For in the gloaming they can hear the swans warbling for Mr. November, and in the clubhouse they can spy the Captain’s “bleeding drops of reds.” No voice sings to the gallantry of aging naturally and no Stadium cheers indignities born with grace. The Guardians of the Diamond have come to watch Age make mortals of legends and to administer last rites. They come to bear witness that however many millions earned, however many starlets bed, however many records broken, Jeter suffers like the rest of us.

For one inarguable national tradition does endure. Americans prefer their heroes dead.

[1] Never mind that cheating the aging process antedates even our national pastime as an American tradition. Ponce De Leon went searching for a Fountain of Youth five hundred years ago.

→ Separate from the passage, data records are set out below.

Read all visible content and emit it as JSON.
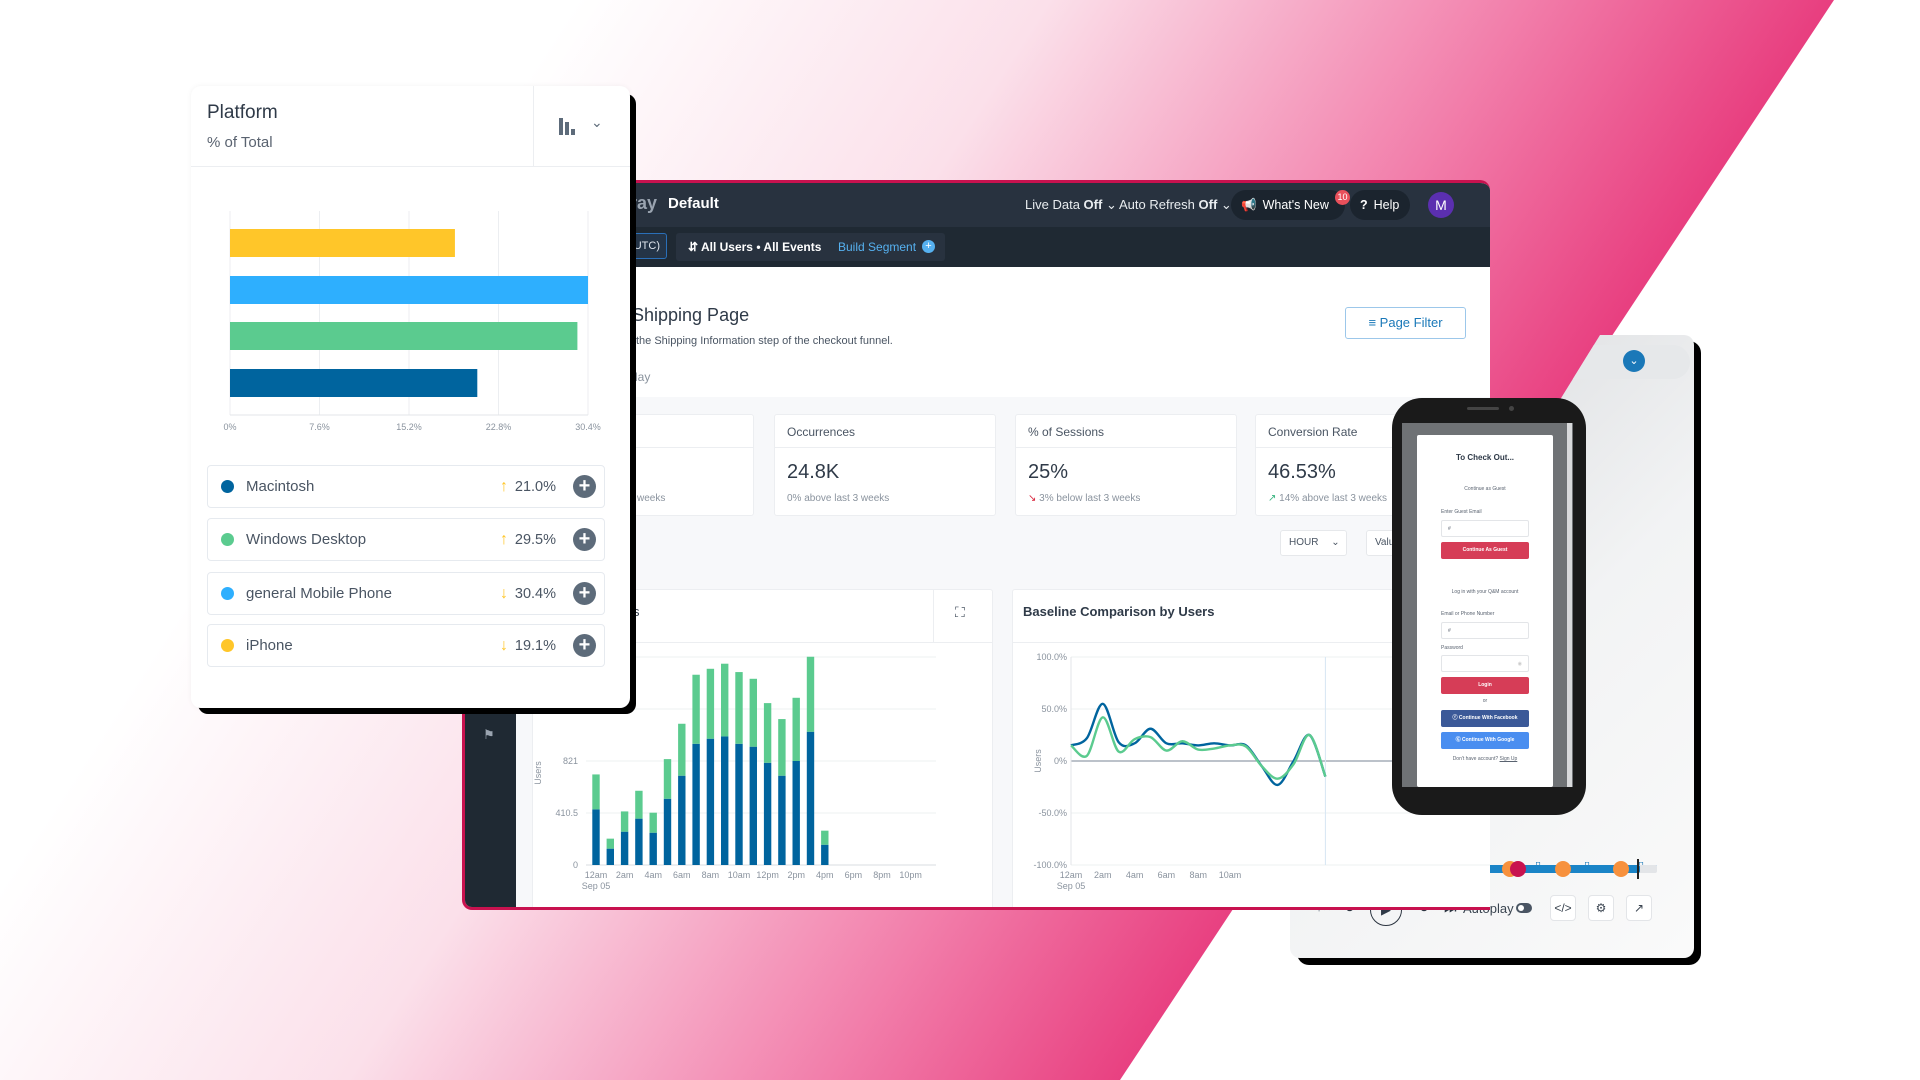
{
  "colors": {
    "macintosh": "#00649e",
    "windows": "#5bcb8f",
    "mobile": "#2eaffe",
    "iphone": "#ffc629",
    "brand_border": "#c8124f",
    "header": "#28323f",
    "pink": "#e83e7f"
  },
  "platform": {
    "title": "Platform",
    "subtitle": "% of Total",
    "chart_icon": "bar-chart-icon",
    "items": [
      {
        "name": "Macintosh",
        "value": "21.0%",
        "trend": "up",
        "color": "#00649e"
      },
      {
        "name": "Windows Desktop",
        "value": "29.5%",
        "trend": "up",
        "color": "#5bcb8f"
      },
      {
        "name": "general Mobile Phone",
        "value": "30.4%",
        "trend": "down",
        "color": "#2eaffe"
      },
      {
        "name": "iPhone",
        "value": "19.1%",
        "trend": "down",
        "color": "#ffc629"
      }
    ]
  },
  "header": {
    "brand_fragment": "ray",
    "project": "Default",
    "live_data_label": "Live Data",
    "live_data_value": "Off",
    "auto_refresh_label": "Auto Refresh",
    "auto_refresh_value": "Off",
    "whats_new": "What's New",
    "whats_new_badge": "10",
    "help": "Help",
    "avatar": "M"
  },
  "subheader": {
    "timezone_fragment": "UTC)",
    "segment": "All Users • All Events",
    "build_segment": "Build Segment"
  },
  "page": {
    "title_fragment": "Shipping Page",
    "description_fragment": "the Shipping Information step of the checkout funnel.",
    "tab_fragment": "lay",
    "page_filter": "Page Filter"
  },
  "metrics": [
    {
      "label": "",
      "value": "",
      "note": "weeks"
    },
    {
      "label": "Occurrences",
      "value": "24.8K",
      "note": "0% above last 3 weeks",
      "trend": "none"
    },
    {
      "label": "% of Sessions",
      "value": "25%",
      "note": "3% below last 3 weeks",
      "trend": "down"
    },
    {
      "label": "Conversion Rate",
      "value": "46.53%",
      "note": "14% above last 3 weeks",
      "trend": "up"
    }
  ],
  "controls": {
    "interval": "HOUR",
    "value_fragment": "Valu"
  },
  "chart_data": [
    {
      "type": "bar",
      "title": "Platform",
      "subtitle": "% of Total",
      "orientation": "horizontal",
      "categories": [
        "iPhone",
        "general Mobile Phone",
        "Windows Desktop",
        "Macintosh"
      ],
      "values": [
        19.1,
        30.4,
        29.5,
        21.0
      ],
      "colors": [
        "#ffc629",
        "#2eaffe",
        "#5bcb8f",
        "#00649e"
      ],
      "xticks": [
        "0%",
        "7.6%",
        "15.2%",
        "22.8%",
        "30.4%"
      ],
      "xlim": [
        0,
        30.4
      ],
      "grid": true
    },
    {
      "type": "bar",
      "stacked": true,
      "title_fragment": "s",
      "ylabel": "Users",
      "categories": [
        "12am",
        "1am",
        "2am",
        "3am",
        "4am",
        "5am",
        "6am",
        "7am",
        "8am",
        "9am",
        "10am",
        "11am",
        "12pm",
        "1pm",
        "2pm",
        "3pm",
        "4pm",
        "5pm",
        "6pm",
        "7pm",
        "8pm",
        "9pm",
        "10pm"
      ],
      "xtick_labels": [
        "12am",
        "2am",
        "4am",
        "6am",
        "8am",
        "10am",
        "12pm",
        "2pm",
        "4pm",
        "6pm",
        "8pm",
        "10pm"
      ],
      "xsub": "Sep 05",
      "series": [
        {
          "color": "#00649e",
          "values": [
            439,
            129,
            263,
            366,
            255,
            523,
            705,
            957,
            997,
            1015,
            957,
            934,
            807,
            705,
            821,
            1052,
            160,
            0,
            0,
            0,
            0,
            0,
            0
          ]
        },
        {
          "color": "#5bcb8f",
          "values": [
            276,
            79,
            160,
            220,
            158,
            313,
            410,
            545,
            552,
            574,
            566,
            536,
            471,
            447,
            499,
            592,
            111,
            0,
            0,
            0,
            0,
            0,
            0
          ]
        }
      ],
      "yticks": [
        "0",
        "410.5",
        "821"
      ],
      "ylim": [
        0,
        1642
      ],
      "grid": true
    },
    {
      "type": "line",
      "title": "Baseline Comparison by Users",
      "ylabel": "Users",
      "x": [
        "12am",
        "1am",
        "2am",
        "3am",
        "4am",
        "5am",
        "6am",
        "7am",
        "8am",
        "9am",
        "10am",
        "11am",
        "12pm",
        "1pm",
        "2pm",
        "3pm",
        "4pm"
      ],
      "xtick_labels": [
        "12am",
        "2am",
        "4am",
        "6am",
        "8am",
        "10am"
      ],
      "xsub": "Sep 05",
      "series": [
        {
          "color": "#00649e",
          "values": [
            15,
            22,
            55,
            18,
            17,
            31,
            17,
            17,
            15,
            17,
            15,
            15,
            -5,
            -23,
            0,
            25,
            -15
          ]
        },
        {
          "color": "#5bcb8f",
          "values": [
            15,
            5,
            42,
            9,
            21,
            23,
            10,
            19,
            11,
            12,
            15,
            14,
            -5,
            -17,
            -3,
            25,
            -15
          ]
        }
      ],
      "yticks": [
        "100.0%",
        "50.0%",
        "0%",
        "-50.0%",
        "-100.0%"
      ],
      "ylim": [
        -100,
        100
      ],
      "grid": true
    }
  ],
  "phone": {
    "title": "To Check Out...",
    "guest_label": "Continue as Guest",
    "guest_email_label": "Enter Guest Email",
    "guest_email_value": "#",
    "guest_button": "Continue As Guest",
    "login_heading": "Log in with your Q&M account",
    "email_label": "Email or Phone Number",
    "email_value": "#",
    "password_label": "Password",
    "login_button": "Login",
    "or": "or",
    "facebook_button": "Continue With Facebook",
    "google_button": "Continue With Google",
    "no_account": "Don't have account?",
    "sign_up": "Sign Up"
  },
  "player": {
    "autoplay": "Autoplay",
    "autoplay_on": false,
    "progress": 0.95
  }
}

What middle-aged man who swallows Viagra; what post-menopausal woman who injects Botox; what college student who pops un-prescribed Ritalin; what aging stage actress or senescent rock star who “get by with a little help from their [Benzedrine] friends”; what American possibly could begrudge McGuire, Bonds, Clemens, and Rodriguez for taking drugs (legal, extralegal, or illegal) to enhance their performance, to lift their team, and to cling to the uniform and the spotlight for as long as their bodies would carry them?